A comida da gente, naquele tempo, era farinhas amassadas. Farinhas de milho ou de trigo para comermos durante um mês. Era 30 quilos de farinha, litro e meio de azeite e 3 litros de feijão. Se comíamos mais, já tínhamos de ir comprá-lo ou ir pedir ao patrão para nos dar mais comida. Nesse tempo, íamos para lá ganhar 25 tostões por dia. Era ao dia. E tínhamos aquele “comestio” só. Era uma vida ruim! Agora, comem o que querem. Comem um bifinho, comem dois, comem três, comem quatro, comem cinco. Naquele tempo, quando se a gente criou, uma sardinha era dividida por três ou quatro.

Havia domingos que a gente trabalhava para a casa. Diziam eles que era para a casa. Uma ocasião, começámos lá a embirrar todos. Queríamos ir à missa e não queríamos saber de irmos trabalhar. Os patrões deram em dizer, de facto, o domingo, deu Deus para se descansar, não é para se trabalhar. Ao domingo, íamos à missa. No fim da missa, chegávamos à porta do quartel e fazíamos a comida. No fim de fazermos a comida, toca a fazer o baile! Toca a andar! Ainda diverti lá muita gente. Até que horas da noite! Dez, 11 horas. Às 11, o capataz dizia assim:

- “Ó, rapazes! São horas de irem para a cama, que amanhã temos de madrugar.”

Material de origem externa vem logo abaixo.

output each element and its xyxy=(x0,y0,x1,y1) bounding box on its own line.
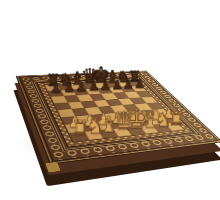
square-b5 xyxy=(67,101,84,109)
board-grid: ♜♞♝♛♚♝♞♜♟♟♟♟♟♟♟♟♟♟♟♟♟♟♟♟♜♞♝♛♚♝♞♜ xyxy=(43,80,185,142)
chess-board: ♜♞♝♛♚♝♞♜♟♟♟♟♟♟♟♟♟♟♟♟♟♟♟♟♜♞♝♛♚♝♞♜ xyxy=(16,71,220,165)
square-e6 xyxy=(101,93,118,100)
floral-inlay-band: ♜♞♝♛♚♝♞♜♟♟♟♟♟♟♟♟♟♟♟♟♟♟♟♟♜♞♝♛♚♝♞♜ xyxy=(37,78,194,148)
perspective-scene: ♜♞♝♛♚♝♞♜♟♟♟♟♟♟♟♟♟♟♟♟♟♟♟♟♜♞♝♛♚♝♞♜ xyxy=(0,0,220,200)
square-g6 xyxy=(124,92,140,98)
product-photo: ♜♞♝♛♚♝♞♜♟♟♟♟♟♟♟♟♟♟♟♟♟♟♟♟♜♞♝♛♚♝♞♜ xyxy=(0,0,220,200)
square-a7: ♟ xyxy=(48,90,64,97)
square-a1: ♜ xyxy=(69,131,89,141)
square-c6 xyxy=(76,94,93,101)
piece-white-rook-a1: ♜ xyxy=(55,136,104,138)
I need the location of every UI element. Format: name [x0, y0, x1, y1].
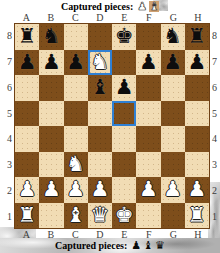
square-d3[interactable] [88, 152, 112, 178]
square-f3[interactable] [136, 152, 160, 178]
square-c2[interactable]: ♟ [64, 177, 88, 203]
square-a6[interactable] [15, 75, 39, 101]
piece-white-pawn: ♟ [42, 179, 61, 200]
piece-white-rook: ♜ [187, 205, 206, 226]
file-label: A [23, 12, 30, 23]
file-label: D [96, 12, 103, 23]
file-labels-top: ABCDEFGH [14, 12, 210, 23]
square-d5[interactable] [88, 101, 112, 127]
square-b5[interactable] [39, 101, 63, 127]
rank-labels-left: 87654321 [0, 23, 12, 229]
square-c6[interactable] [64, 75, 88, 101]
square-d8[interactable] [88, 24, 112, 50]
captured-white-bishop-icon: ♝ [149, 1, 159, 12]
piece-white-king: ♚ [115, 205, 134, 226]
square-f4[interactable] [136, 126, 160, 152]
square-c8[interactable] [64, 24, 88, 50]
square-d7[interactable]: ♞ [88, 50, 112, 76]
square-d2[interactable]: ♟ [88, 177, 112, 203]
square-h5[interactable] [185, 101, 209, 127]
piece-black-knight: ♞ [163, 26, 182, 47]
square-c7[interactable]: ♟ [64, 50, 88, 76]
rank-label: 3 [7, 159, 12, 170]
piece-black-pawn: ♟ [66, 52, 85, 73]
file-label: G [170, 12, 177, 23]
rank-label: 8 [212, 30, 217, 41]
square-d1[interactable]: ♛ [88, 203, 112, 229]
square-e6[interactable]: ♟ [112, 75, 136, 101]
rank-label: 5 [212, 108, 217, 119]
square-g1[interactable] [161, 203, 185, 229]
captured-black-pawn-icon: ♟ [131, 240, 141, 251]
rank-label: 1 [7, 211, 12, 222]
square-b8[interactable]: ♞ [39, 24, 63, 50]
square-h7[interactable]: ♟ [185, 50, 209, 76]
square-e1[interactable]: ♚ [112, 203, 136, 229]
square-b6[interactable] [39, 75, 63, 101]
square-b2[interactable]: ♟ [39, 177, 63, 203]
piece-black-knight: ♞ [42, 26, 61, 47]
square-h2[interactable]: ♟ [185, 177, 209, 203]
square-h8[interactable]: ♜ [185, 24, 209, 50]
square-a7[interactable]: ♟ [15, 50, 39, 76]
piece-black-pawn: ♟ [187, 52, 206, 73]
captured-bottom-icons: ♟♝♛ [131, 240, 165, 251]
piece-black-rook: ♜ [187, 26, 206, 47]
captured-bottom-label: Captured pieces: [55, 240, 127, 251]
rank-label: 6 [212, 82, 217, 93]
square-a3[interactable] [15, 152, 39, 178]
square-b3[interactable] [39, 152, 63, 178]
piece-white-pawn: ♟ [139, 179, 158, 200]
piece-black-pawn: ♟ [115, 77, 134, 98]
square-a5[interactable] [15, 101, 39, 127]
rank-label: 7 [212, 56, 217, 67]
file-label: F [146, 12, 152, 23]
rank-label: 8 [7, 30, 12, 41]
captured-top-label: Captured pieces: [61, 1, 133, 12]
rank-labels-right: 87654321 [212, 23, 220, 229]
captured-black-queen-icon: ♛ [155, 240, 165, 251]
rank-label: 2 [212, 185, 217, 196]
piece-black-pawn: ♟ [42, 52, 61, 73]
square-c3[interactable]: ♞ [64, 152, 88, 178]
square-e8[interactable]: ♚ [112, 24, 136, 50]
square-f7[interactable]: ♟ [136, 50, 160, 76]
square-h6[interactable] [185, 75, 209, 101]
square-h3[interactable] [185, 152, 209, 178]
captured-white-pawn-icon: ♟ [137, 1, 147, 12]
square-f6[interactable] [136, 75, 160, 101]
square-b1[interactable] [39, 203, 63, 229]
square-e4[interactable] [112, 126, 136, 152]
piece-white-pawn: ♟ [18, 179, 37, 200]
square-e3[interactable] [112, 152, 136, 178]
file-label: H [194, 12, 201, 23]
square-h4[interactable] [185, 126, 209, 152]
square-g3[interactable] [161, 152, 185, 178]
piece-white-pawn: ♟ [66, 179, 85, 200]
rank-label: 7 [7, 56, 12, 67]
square-h1[interactable]: ♜ [185, 203, 209, 229]
square-b7[interactable]: ♟ [39, 50, 63, 76]
square-f5[interactable] [136, 101, 160, 127]
captured-top-icons: ♟♝ [137, 1, 159, 12]
square-a1[interactable]: ♜ [15, 203, 39, 229]
square-c4[interactable] [64, 126, 88, 152]
rank-label: 1 [212, 211, 217, 222]
piece-black-pawn: ♟ [139, 52, 158, 73]
rank-label: 4 [212, 133, 217, 144]
square-g5[interactable] [161, 101, 185, 127]
chess-board: ♜♞♚♞♜♟♟♟♞♟♟♟♝♟♞♟♟♟♟♟♟♟♜♝♛♚♜ [14, 23, 210, 229]
square-g8[interactable]: ♞ [161, 24, 185, 50]
piece-white-pawn: ♟ [187, 179, 206, 200]
square-g6[interactable] [161, 75, 185, 101]
piece-black-king: ♚ [115, 26, 134, 47]
captured-black-bishop-icon: ♝ [143, 240, 153, 251]
piece-white-knight: ♞ [90, 52, 109, 73]
square-f1[interactable] [136, 203, 160, 229]
piece-white-pawn: ♟ [163, 179, 182, 200]
piece-black-rook: ♜ [18, 26, 37, 47]
square-g7[interactable]: ♟ [161, 50, 185, 76]
rank-label: 4 [7, 133, 12, 144]
chess-app: Captured pieces: ♟♝ ABCDEFGH 87654321 ♜♞… [0, 0, 220, 253]
square-g4[interactable] [161, 126, 185, 152]
captured-pieces-bottom: Captured pieces: ♟♝♛ [0, 238, 220, 253]
square-d6[interactable]: ♝ [88, 75, 112, 101]
file-label: E [121, 12, 127, 23]
piece-white-bishop: ♝ [66, 205, 85, 226]
piece-white-rook: ♜ [18, 205, 37, 226]
rank-label: 6 [7, 82, 12, 93]
piece-black-bishop: ♝ [90, 77, 109, 98]
square-f8[interactable] [136, 24, 160, 50]
piece-white-queen: ♛ [90, 205, 109, 226]
rank-label: 2 [7, 185, 12, 196]
square-a8[interactable]: ♜ [15, 24, 39, 50]
square-g2[interactable]: ♟ [161, 177, 185, 203]
piece-black-pawn: ♟ [163, 52, 182, 73]
square-b4[interactable] [39, 126, 63, 152]
square-e5[interactable] [112, 101, 136, 127]
rank-label: 3 [212, 159, 217, 170]
square-a2[interactable]: ♟ [15, 177, 39, 203]
square-e7[interactable] [112, 50, 136, 76]
square-c1[interactable]: ♝ [64, 203, 88, 229]
rank-label: 5 [7, 108, 12, 119]
square-e2[interactable] [112, 177, 136, 203]
square-f2[interactable]: ♟ [136, 177, 160, 203]
piece-white-knight: ♞ [66, 154, 85, 175]
piece-black-pawn: ♟ [18, 52, 37, 73]
square-a4[interactable] [15, 126, 39, 152]
piece-white-pawn: ♟ [90, 179, 109, 200]
square-c5[interactable] [64, 101, 88, 127]
file-label: C [72, 12, 79, 23]
file-label: B [47, 12, 54, 23]
square-d4[interactable] [88, 126, 112, 152]
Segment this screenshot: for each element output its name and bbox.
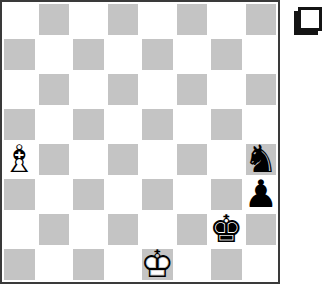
square-c3[interactable] <box>71 177 106 212</box>
square-f6[interactable] <box>175 72 210 107</box>
white-bishop-fill-glyph: ♝ <box>2 139 36 177</box>
square-e8[interactable] <box>140 2 175 37</box>
square-a2[interactable] <box>2 212 37 247</box>
square-g8[interactable] <box>209 2 244 37</box>
square-f7[interactable] <box>175 37 210 72</box>
square-f1[interactable] <box>175 247 210 282</box>
square-b3[interactable] <box>37 177 72 212</box>
square-g2[interactable]: ♚ <box>209 212 244 247</box>
square-b8[interactable] <box>37 2 72 37</box>
chess-board: ♝♗♞♟♚♚♔ <box>0 0 280 284</box>
square-c8[interactable] <box>71 2 106 37</box>
square-c6[interactable] <box>71 72 106 107</box>
square-f5[interactable] <box>175 107 210 142</box>
square-g3[interactable] <box>209 177 244 212</box>
square-c1[interactable] <box>71 247 106 282</box>
square-b5[interactable] <box>37 107 72 142</box>
piece-black-pawn[interactable]: ♟ <box>244 177 279 212</box>
square-h3[interactable]: ♟ <box>244 177 279 212</box>
white-bishop-glyph: ♗ <box>2 139 36 177</box>
square-h8[interactable] <box>244 2 279 37</box>
square-g1[interactable] <box>209 247 244 282</box>
square-b2[interactable] <box>37 212 72 247</box>
square-f2[interactable] <box>175 212 210 247</box>
square-f4[interactable] <box>175 142 210 177</box>
square-b4[interactable] <box>37 142 72 177</box>
square-b6[interactable] <box>37 72 72 107</box>
square-e5[interactable] <box>140 107 175 142</box>
square-h2[interactable] <box>244 212 279 247</box>
square-a8[interactable] <box>2 2 37 37</box>
square-d4[interactable] <box>106 142 141 177</box>
square-g5[interactable] <box>209 107 244 142</box>
square-c5[interactable] <box>71 107 106 142</box>
square-c2[interactable] <box>71 212 106 247</box>
square-h7[interactable] <box>244 37 279 72</box>
piece-white-bishop[interactable]: ♝♗ <box>2 142 37 177</box>
square-a3[interactable] <box>2 177 37 212</box>
piece-black-king[interactable]: ♚ <box>209 212 244 247</box>
black-king-glyph: ♚ <box>209 209 243 247</box>
square-d6[interactable] <box>106 72 141 107</box>
black-pawn-glyph: ♟ <box>244 174 278 212</box>
square-b7[interactable] <box>37 37 72 72</box>
white-king-fill-glyph: ♚ <box>140 244 174 282</box>
square-a5[interactable] <box>2 107 37 142</box>
square-g4[interactable] <box>209 142 244 177</box>
square-e4[interactable] <box>140 142 175 177</box>
square-a4[interactable]: ♝♗ <box>2 142 37 177</box>
square-e2[interactable] <box>140 212 175 247</box>
square-f3[interactable] <box>175 177 210 212</box>
square-d1[interactable] <box>106 247 141 282</box>
square-d2[interactable] <box>106 212 141 247</box>
square-c4[interactable] <box>71 142 106 177</box>
square-a6[interactable] <box>2 72 37 107</box>
square-g6[interactable] <box>209 72 244 107</box>
square-a7[interactable] <box>2 37 37 72</box>
square-h6[interactable] <box>244 72 279 107</box>
square-g7[interactable] <box>209 37 244 72</box>
square-e6[interactable] <box>140 72 175 107</box>
square-b1[interactable] <box>37 247 72 282</box>
square-a1[interactable] <box>2 247 37 282</box>
square-h4[interactable]: ♞ <box>244 142 279 177</box>
square-e7[interactable] <box>140 37 175 72</box>
square-d7[interactable] <box>106 37 141 72</box>
piece-white-king[interactable]: ♚♔ <box>140 247 175 282</box>
piece-black-knight[interactable]: ♞ <box>244 142 279 177</box>
white-king-glyph: ♔ <box>140 244 174 282</box>
white-to-move-indicator <box>298 7 322 31</box>
square-h5[interactable] <box>244 107 279 142</box>
square-c7[interactable] <box>71 37 106 72</box>
square-e1[interactable]: ♚♔ <box>140 247 175 282</box>
square-h1[interactable] <box>244 247 279 282</box>
square-f8[interactable] <box>175 2 210 37</box>
square-e3[interactable] <box>140 177 175 212</box>
black-knight-glyph: ♞ <box>244 139 278 177</box>
square-d3[interactable] <box>106 177 141 212</box>
square-d8[interactable] <box>106 2 141 37</box>
square-d5[interactable] <box>106 107 141 142</box>
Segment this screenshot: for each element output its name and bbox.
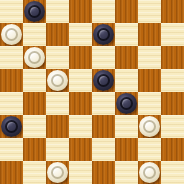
square-b2[interactable]: [23, 138, 46, 161]
square-f4[interactable]: [115, 92, 138, 115]
square-d1: [69, 161, 92, 184]
square-b4[interactable]: [23, 92, 46, 115]
black-man-f4[interactable]: [116, 93, 137, 114]
square-h8[interactable]: [161, 0, 184, 23]
square-a8: [0, 0, 23, 23]
white-man-g3[interactable]: [139, 116, 160, 137]
square-b6[interactable]: [23, 46, 46, 69]
square-e2: [92, 138, 115, 161]
square-e7[interactable]: [92, 23, 115, 46]
square-g4: [138, 92, 161, 115]
square-a2: [0, 138, 23, 161]
square-c5[interactable]: [46, 69, 69, 92]
square-d3: [69, 115, 92, 138]
square-h5: [161, 69, 184, 92]
square-f7: [115, 23, 138, 46]
white-man-a7[interactable]: [1, 24, 22, 45]
square-h4[interactable]: [161, 92, 184, 115]
square-e5[interactable]: [92, 69, 115, 92]
square-g6: [138, 46, 161, 69]
square-a5[interactable]: [0, 69, 23, 92]
square-b3: [23, 115, 46, 138]
square-d4[interactable]: [69, 92, 92, 115]
square-f3: [115, 115, 138, 138]
square-e3[interactable]: [92, 115, 115, 138]
square-g3[interactable]: [138, 115, 161, 138]
white-man-g1[interactable]: [139, 162, 160, 183]
square-f1: [115, 161, 138, 184]
square-g8: [138, 0, 161, 23]
square-f2[interactable]: [115, 138, 138, 161]
square-b8[interactable]: [23, 0, 46, 23]
white-man-b6[interactable]: [24, 47, 45, 68]
square-g5[interactable]: [138, 69, 161, 92]
square-f6[interactable]: [115, 46, 138, 69]
checkers-board: [0, 0, 184, 184]
square-g7[interactable]: [138, 23, 161, 46]
square-c2: [46, 138, 69, 161]
square-g1[interactable]: [138, 161, 161, 184]
square-b5: [23, 69, 46, 92]
black-man-a3[interactable]: [1, 116, 22, 137]
square-a7[interactable]: [0, 23, 23, 46]
square-e1[interactable]: [92, 161, 115, 184]
square-e6: [92, 46, 115, 69]
square-a4: [0, 92, 23, 115]
square-c8: [46, 0, 69, 23]
square-h1: [161, 161, 184, 184]
square-a3[interactable]: [0, 115, 23, 138]
square-h3: [161, 115, 184, 138]
white-man-c5[interactable]: [47, 70, 68, 91]
black-man-b8[interactable]: [24, 1, 45, 22]
square-c3[interactable]: [46, 115, 69, 138]
square-c6: [46, 46, 69, 69]
black-man-e7[interactable]: [93, 24, 114, 45]
square-d6[interactable]: [69, 46, 92, 69]
square-a6: [0, 46, 23, 69]
square-d7: [69, 23, 92, 46]
square-b1: [23, 161, 46, 184]
square-c1[interactable]: [46, 161, 69, 184]
square-a1[interactable]: [0, 161, 23, 184]
square-h7: [161, 23, 184, 46]
square-h2[interactable]: [161, 138, 184, 161]
square-c7[interactable]: [46, 23, 69, 46]
square-d5: [69, 69, 92, 92]
square-e4: [92, 92, 115, 115]
square-b7: [23, 23, 46, 46]
square-g2: [138, 138, 161, 161]
square-f8[interactable]: [115, 0, 138, 23]
white-man-c1[interactable]: [47, 162, 68, 183]
square-d2[interactable]: [69, 138, 92, 161]
black-man-e5[interactable]: [93, 70, 114, 91]
square-c4: [46, 92, 69, 115]
square-d8[interactable]: [69, 0, 92, 23]
square-e8: [92, 0, 115, 23]
square-h6[interactable]: [161, 46, 184, 69]
square-f5: [115, 69, 138, 92]
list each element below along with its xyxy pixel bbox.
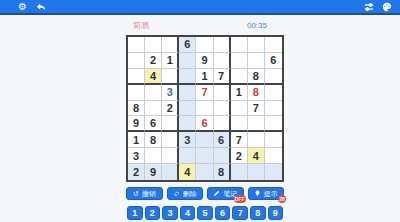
cell-r4c3[interactable]: 3 [162, 85, 179, 101]
cell-r6c5[interactable]: 6 [196, 116, 213, 132]
cell-r8c1[interactable]: 3 [128, 148, 145, 164]
cell-r6c8[interactable] [248, 116, 265, 132]
cell-r9c9[interactable] [265, 164, 282, 180]
cell-r9c8[interactable] [248, 164, 265, 180]
cell-r1c9[interactable] [265, 37, 282, 53]
cell-r9c5[interactable] [196, 164, 213, 180]
cell-r6c4[interactable] [179, 116, 196, 132]
cell-r9c2[interactable]: 9 [145, 164, 162, 180]
numpad-4[interactable]: 4 [180, 206, 196, 220]
notes-off-badge: OFF [234, 195, 246, 203]
game-content: 简易 00:35 6219641783718827966183673242948… [126, 15, 284, 220]
cell-r5c7[interactable] [231, 101, 248, 117]
cell-r9c1[interactable]: 2 [128, 164, 145, 180]
cell-r7c6[interactable]: 6 [214, 132, 231, 148]
cell-r9c4[interactable]: 4 [179, 164, 196, 180]
erase-button[interactable]: 删除 [167, 187, 204, 200]
cell-r2c6[interactable] [214, 53, 231, 69]
cell-r6c6[interactable] [214, 116, 231, 132]
cell-r2c8[interactable] [248, 53, 265, 69]
hint-label: 提示 [264, 189, 278, 199]
cell-r4c9[interactable] [265, 85, 282, 101]
cell-r3c7[interactable] [231, 69, 248, 85]
cell-r8c5[interactable] [196, 148, 213, 164]
cell-r3c5[interactable]: 1 [196, 69, 213, 85]
back-reply-icon[interactable] [35, 1, 46, 12]
eraser-icon [173, 190, 180, 197]
cell-r5c1[interactable]: 8 [128, 101, 145, 117]
cell-r1c8[interactable] [248, 37, 265, 53]
cell-r7c5[interactable] [196, 132, 213, 148]
cell-r4c7[interactable]: 1 [231, 85, 248, 101]
pencil-icon [213, 190, 220, 197]
hint-button[interactable]: 提示 28 [248, 187, 285, 200]
erase-label: 删除 [183, 189, 197, 199]
cell-r1c3[interactable] [162, 37, 179, 53]
cell-r4c2[interactable] [145, 85, 162, 101]
cell-r7c1[interactable]: 1 [128, 132, 145, 148]
cell-r7c9[interactable] [265, 132, 282, 148]
undo-label: 撤销 [142, 189, 156, 199]
cell-r7c2[interactable]: 8 [145, 132, 162, 148]
cell-r9c6[interactable]: 8 [214, 164, 231, 180]
cell-r4c1[interactable] [128, 85, 145, 101]
cell-r9c7[interactable] [231, 164, 248, 180]
cell-r4c8[interactable]: 8 [248, 85, 265, 101]
timer: 00:35 [247, 21, 267, 30]
cell-r4c4[interactable] [179, 85, 196, 101]
cell-r7c7[interactable]: 7 [231, 132, 248, 148]
cell-r1c7[interactable] [231, 37, 248, 53]
cell-r8c7[interactable]: 2 [231, 148, 248, 164]
cell-r4c6[interactable] [214, 85, 231, 101]
top-app-bar: ⚙ [0, 0, 400, 15]
numpad-3[interactable]: 3 [162, 206, 178, 220]
cell-r7c4[interactable]: 3 [179, 132, 196, 148]
hint-count-badge: 28 [278, 195, 286, 203]
numpad-9[interactable]: 9 [268, 206, 284, 220]
cell-r5c6[interactable] [214, 101, 231, 117]
lightbulb-icon [254, 190, 261, 197]
cell-r3c1[interactable] [128, 69, 145, 85]
cell-r3c6[interactable]: 7 [214, 69, 231, 85]
cell-r6c7[interactable] [231, 116, 248, 132]
cell-r5c3[interactable]: 2 [162, 101, 179, 117]
number-pad: 1 2 3 4 5 6 7 8 9 [126, 206, 284, 220]
status-bar: 简易 00:35 [126, 15, 284, 35]
cell-r5c5[interactable] [196, 101, 213, 117]
cell-r7c8[interactable] [248, 132, 265, 148]
cell-r5c8[interactable]: 7 [248, 101, 265, 117]
cell-r2c9[interactable]: 6 [265, 53, 282, 69]
cell-r6c1[interactable]: 9 [128, 116, 145, 132]
cell-r8c6[interactable] [214, 148, 231, 164]
tune-filter-icon[interactable] [363, 1, 374, 12]
cell-r7c3[interactable] [162, 132, 179, 148]
cell-r5c9[interactable] [265, 101, 282, 117]
cell-r8c3[interactable] [162, 148, 179, 164]
numpad-7[interactable]: 7 [232, 206, 248, 220]
numpad-2[interactable]: 2 [145, 206, 161, 220]
cell-r8c9[interactable] [265, 148, 282, 164]
cell-r1c1[interactable] [128, 37, 145, 53]
cell-r6c9[interactable] [265, 116, 282, 132]
cell-r5c2[interactable] [145, 101, 162, 117]
cell-r5c4[interactable] [179, 101, 196, 117]
cell-r8c2[interactable] [145, 148, 162, 164]
cell-r2c4[interactable] [179, 53, 196, 69]
undo-button[interactable]: ↺ 撤销 [126, 187, 163, 200]
cell-r1c5[interactable] [196, 37, 213, 53]
cell-r3c9[interactable] [265, 69, 282, 85]
cell-r2c3[interactable]: 1 [162, 53, 179, 69]
cell-r3c2[interactable]: 4 [145, 69, 162, 85]
cell-r3c3[interactable] [162, 69, 179, 85]
undo-icon: ↺ [133, 190, 139, 197]
settings-gear-icon[interactable]: ⚙ [17, 1, 28, 12]
numpad-8[interactable]: 8 [250, 206, 266, 220]
cell-r9c3[interactable] [162, 164, 179, 180]
cell-r2c5[interactable]: 9 [196, 53, 213, 69]
cell-r2c2[interactable]: 2 [145, 53, 162, 69]
cell-r1c6[interactable] [214, 37, 231, 53]
numpad-1[interactable]: 1 [127, 206, 143, 220]
numpad-5[interactable]: 5 [197, 206, 213, 220]
cell-r4c5[interactable]: 7 [196, 85, 213, 101]
cell-r2c7[interactable] [231, 53, 248, 69]
cell-r3c8[interactable]: 8 [248, 69, 265, 85]
difficulty-label: 简易 [133, 20, 149, 31]
toolbar: ↺ 撤销 删除 笔记 OFF 提示 28 [126, 187, 284, 200]
notes-button[interactable]: 笔记 OFF [207, 187, 244, 200]
sudoku-grid: 6219641783718827966183673242948 [126, 35, 284, 182]
cell-r8c4[interactable] [179, 148, 196, 164]
cell-r6c3[interactable] [162, 116, 179, 132]
cell-r2c1[interactable] [128, 53, 145, 69]
palette-icon[interactable] [381, 1, 392, 12]
numpad-6[interactable]: 6 [215, 206, 231, 220]
cell-r1c2[interactable] [145, 37, 162, 53]
cell-r6c2[interactable]: 6 [145, 116, 162, 132]
cell-r8c8[interactable]: 4 [248, 148, 265, 164]
cell-r1c4[interactable]: 6 [179, 37, 196, 53]
cell-r3c4[interactable] [179, 69, 196, 85]
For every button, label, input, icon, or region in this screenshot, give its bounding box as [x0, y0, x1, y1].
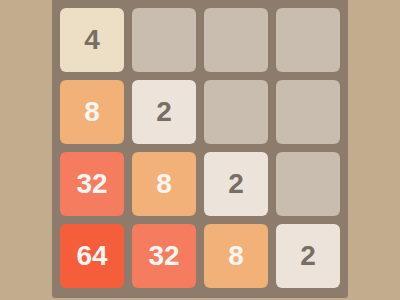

Dormíamos lá nuns barracões, de cima de umas esteiras de corra, do feitio quase de cana. As mulheres dormiam num lado e os homens dormiam no outro. Davam-nos aquilo, a gente levava uma manta e dormíamos ali de cima. Enrola na manta e toca andar. Os travesseiros eram os sapatos que a gente trazia. Eram os tamancos. Às vezes, quando a gente se levantava de manhã, até se conheciam nas costas aqueles vergões.

Fazíamos nove meses. No fim de nove meses, vínhamos embora. Estávamos aqui mês e meio e daí tornávamos a abalar. Em Setembro, íamos para as vindimas. No fim de as fazer, cavávamos as vinhas, surribavam terras e uma coisa e outra. E lá andávamos. Chovia a água, apanhávamo-la no corpo. Vinha o sol, enxugava. Lá, não havia onde a gente se aguentar.

Andei lá muitos anos, 30 e tal. Quando me casei, ainda lá andava. E ainda para lá fui alguns anos de casado.

Se a minha mulher quer, eu não estava aqui. Estava entre Alenquer e o Carregado numa quinta. Havia lá um velhote que me dizia:

- “Ó, senhor Homero, você tem de tomar conta de mim. Até lhe ponho isto tudo.”

Tinha dois filhos, mas não queriam saber dele. Um estava para a Inglaterra e o outro estava para a Bélgica. Estava ali o homem sozinho, desorganizado:

- “Ó, senhor Homero, morro aqui à separação. Não há ninguém aqui que tome conta de mim...”

Ainda cheguei a dizer à minha mulher:

- Vamos para o Ribatejo.

- “Eu? Sair do meu pai e da minha mãe? Não saio!”

Ela gostava cá disto. Não deixava o pai e a mãe para ir para outras terras. Mas era melhor lá que aqui. Lá, entrava um tractor, lavrava os terrenos. Aqui são lavrados à mão! Às vezes, até sonho que ainda lá ando a trabalhar. Se tivesse carro, ainda gostava de ir até lá dar uma volta por aquelas quintas onde andei.